Through our projects we also regularly encounter cross-cutting climate and biodiversity issues that can’t be seen in isolation. Our Climate Footprint Project supports state and regional governments in creating greenhouse gas inventories – where they identify those industries emitting the most before taking targeted action to improve them. In Antioquia, Colombia, the government found that intensive farming is responsible for significant global emissions every year and developed a tool to calculate what could be saved through small-scale afforestation and reforestation efforts. Such efforts would capture carbon dioxide emissions while providing habitats and enhancing biodiversity at the same time.
Our members take actions individually to address both the climate and biodiversity crises as well. The Scottish Government, for example, has taken a leading role through its biodiversity strategy, which sets out the major steps needed to improve the state of nature more locally in support not just of the nation’s ecology but climate change and the economy too. It has also called on other non-State actors to sign the Edinburgh Declaration on a post-2020 global biodiversity framework and therefore recognise the critical role of nature in supporting human health and sustainable livelihoods.

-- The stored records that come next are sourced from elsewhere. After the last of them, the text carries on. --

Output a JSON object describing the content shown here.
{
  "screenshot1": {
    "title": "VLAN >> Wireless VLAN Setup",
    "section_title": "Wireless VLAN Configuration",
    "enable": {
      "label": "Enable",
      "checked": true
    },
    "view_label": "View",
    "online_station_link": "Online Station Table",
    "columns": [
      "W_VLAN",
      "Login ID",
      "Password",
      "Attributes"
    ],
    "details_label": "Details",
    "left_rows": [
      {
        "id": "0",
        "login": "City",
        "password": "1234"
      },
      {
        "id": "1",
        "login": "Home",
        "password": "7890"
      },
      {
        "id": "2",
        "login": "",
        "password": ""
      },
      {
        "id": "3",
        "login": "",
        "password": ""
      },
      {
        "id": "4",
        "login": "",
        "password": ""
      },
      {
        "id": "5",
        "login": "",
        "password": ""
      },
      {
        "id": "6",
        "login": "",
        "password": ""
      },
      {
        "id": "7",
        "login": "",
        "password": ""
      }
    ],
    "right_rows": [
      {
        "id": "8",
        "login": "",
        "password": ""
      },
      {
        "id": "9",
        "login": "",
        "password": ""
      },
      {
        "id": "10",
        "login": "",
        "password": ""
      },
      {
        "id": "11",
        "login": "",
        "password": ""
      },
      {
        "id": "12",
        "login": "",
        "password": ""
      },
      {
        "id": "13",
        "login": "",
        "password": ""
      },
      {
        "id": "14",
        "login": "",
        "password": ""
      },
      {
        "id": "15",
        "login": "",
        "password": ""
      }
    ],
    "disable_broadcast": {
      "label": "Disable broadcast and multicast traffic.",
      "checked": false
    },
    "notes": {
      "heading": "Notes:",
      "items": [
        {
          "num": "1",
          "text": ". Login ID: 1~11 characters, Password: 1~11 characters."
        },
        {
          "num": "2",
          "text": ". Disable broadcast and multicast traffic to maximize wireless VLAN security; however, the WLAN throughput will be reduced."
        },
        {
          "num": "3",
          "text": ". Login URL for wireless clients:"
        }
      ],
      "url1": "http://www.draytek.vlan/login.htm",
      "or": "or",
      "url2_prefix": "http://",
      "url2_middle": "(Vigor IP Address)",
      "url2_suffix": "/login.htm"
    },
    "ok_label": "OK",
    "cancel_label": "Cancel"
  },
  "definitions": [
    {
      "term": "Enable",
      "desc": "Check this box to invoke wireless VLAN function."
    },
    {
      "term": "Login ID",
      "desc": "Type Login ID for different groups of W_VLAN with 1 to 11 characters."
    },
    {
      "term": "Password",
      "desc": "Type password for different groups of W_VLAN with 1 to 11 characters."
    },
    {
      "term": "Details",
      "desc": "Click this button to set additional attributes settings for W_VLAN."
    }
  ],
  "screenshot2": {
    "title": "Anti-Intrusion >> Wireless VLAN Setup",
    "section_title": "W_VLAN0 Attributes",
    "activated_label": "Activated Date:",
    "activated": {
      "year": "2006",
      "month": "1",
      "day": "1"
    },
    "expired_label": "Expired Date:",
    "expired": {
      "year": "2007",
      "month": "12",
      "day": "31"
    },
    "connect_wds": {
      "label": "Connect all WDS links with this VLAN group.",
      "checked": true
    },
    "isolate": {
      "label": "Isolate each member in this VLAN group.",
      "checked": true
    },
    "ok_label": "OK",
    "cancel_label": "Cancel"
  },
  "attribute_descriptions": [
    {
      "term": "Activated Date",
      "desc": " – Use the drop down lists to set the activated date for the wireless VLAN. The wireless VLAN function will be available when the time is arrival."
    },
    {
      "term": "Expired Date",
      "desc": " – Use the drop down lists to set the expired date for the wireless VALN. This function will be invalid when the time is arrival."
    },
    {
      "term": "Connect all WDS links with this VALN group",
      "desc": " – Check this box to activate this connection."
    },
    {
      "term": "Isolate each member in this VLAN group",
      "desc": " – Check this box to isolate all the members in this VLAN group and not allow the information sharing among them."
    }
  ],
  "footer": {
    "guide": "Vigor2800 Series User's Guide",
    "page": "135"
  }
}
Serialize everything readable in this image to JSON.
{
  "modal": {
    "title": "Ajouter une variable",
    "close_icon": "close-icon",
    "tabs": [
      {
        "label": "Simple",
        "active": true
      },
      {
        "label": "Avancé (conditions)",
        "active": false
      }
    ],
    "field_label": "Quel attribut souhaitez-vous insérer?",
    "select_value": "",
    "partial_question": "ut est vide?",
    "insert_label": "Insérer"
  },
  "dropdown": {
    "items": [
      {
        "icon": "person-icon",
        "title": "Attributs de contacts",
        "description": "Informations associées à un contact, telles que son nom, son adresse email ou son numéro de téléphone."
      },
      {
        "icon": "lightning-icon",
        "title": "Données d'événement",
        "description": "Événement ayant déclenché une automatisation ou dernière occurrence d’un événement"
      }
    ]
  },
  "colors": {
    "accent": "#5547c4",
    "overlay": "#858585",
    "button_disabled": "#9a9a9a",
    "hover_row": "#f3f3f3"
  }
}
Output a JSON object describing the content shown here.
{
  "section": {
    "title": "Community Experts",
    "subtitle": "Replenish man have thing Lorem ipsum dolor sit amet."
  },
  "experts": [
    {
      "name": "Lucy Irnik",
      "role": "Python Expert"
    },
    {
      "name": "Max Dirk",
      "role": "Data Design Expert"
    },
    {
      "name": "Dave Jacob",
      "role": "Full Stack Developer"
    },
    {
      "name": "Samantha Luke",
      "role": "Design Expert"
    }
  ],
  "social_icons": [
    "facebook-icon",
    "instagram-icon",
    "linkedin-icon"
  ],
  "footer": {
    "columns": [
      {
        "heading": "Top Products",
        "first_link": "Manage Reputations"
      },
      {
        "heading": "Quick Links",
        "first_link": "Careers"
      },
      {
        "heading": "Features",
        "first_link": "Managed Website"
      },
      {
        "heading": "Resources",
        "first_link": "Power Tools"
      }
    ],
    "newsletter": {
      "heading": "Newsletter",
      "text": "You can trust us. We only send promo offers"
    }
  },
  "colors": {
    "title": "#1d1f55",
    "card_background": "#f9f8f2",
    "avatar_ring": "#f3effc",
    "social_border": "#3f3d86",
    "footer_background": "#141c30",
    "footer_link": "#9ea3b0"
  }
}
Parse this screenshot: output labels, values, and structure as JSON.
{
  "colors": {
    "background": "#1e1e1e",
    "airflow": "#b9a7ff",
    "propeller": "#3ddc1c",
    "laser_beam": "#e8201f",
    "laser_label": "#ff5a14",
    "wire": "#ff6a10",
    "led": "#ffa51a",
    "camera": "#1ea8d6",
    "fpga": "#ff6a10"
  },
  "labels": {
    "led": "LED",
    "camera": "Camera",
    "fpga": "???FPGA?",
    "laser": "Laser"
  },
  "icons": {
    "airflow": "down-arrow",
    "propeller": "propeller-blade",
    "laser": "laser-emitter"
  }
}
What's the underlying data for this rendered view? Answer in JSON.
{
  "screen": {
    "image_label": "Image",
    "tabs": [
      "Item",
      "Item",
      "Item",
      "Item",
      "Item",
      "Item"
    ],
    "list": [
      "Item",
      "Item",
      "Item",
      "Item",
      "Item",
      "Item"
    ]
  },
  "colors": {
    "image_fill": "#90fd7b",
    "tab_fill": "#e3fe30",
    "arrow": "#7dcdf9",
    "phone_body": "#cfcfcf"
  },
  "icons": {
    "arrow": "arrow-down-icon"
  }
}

Ultimately, we need an integrated approach to the climate crisis with actions that recognise mitigation, adaptation and nature. Every system, from energy to agriculture, relies on a functioning natural world that is resilient to change. If international agreements start to acknowledge this, then there is the potential to go much further in tackling the crises we face – and faster too.
States, regions and cities are increasingly highlighting the connections that exist between climate change and biodiversity loss and have turned up in force at COP15 in Montreal to demonstrate their commitment to addressing both. It’s now vital that these efforts are amplified at all levels so that we can turn the tide on biodiversity loss – and climate change – before it’s too late.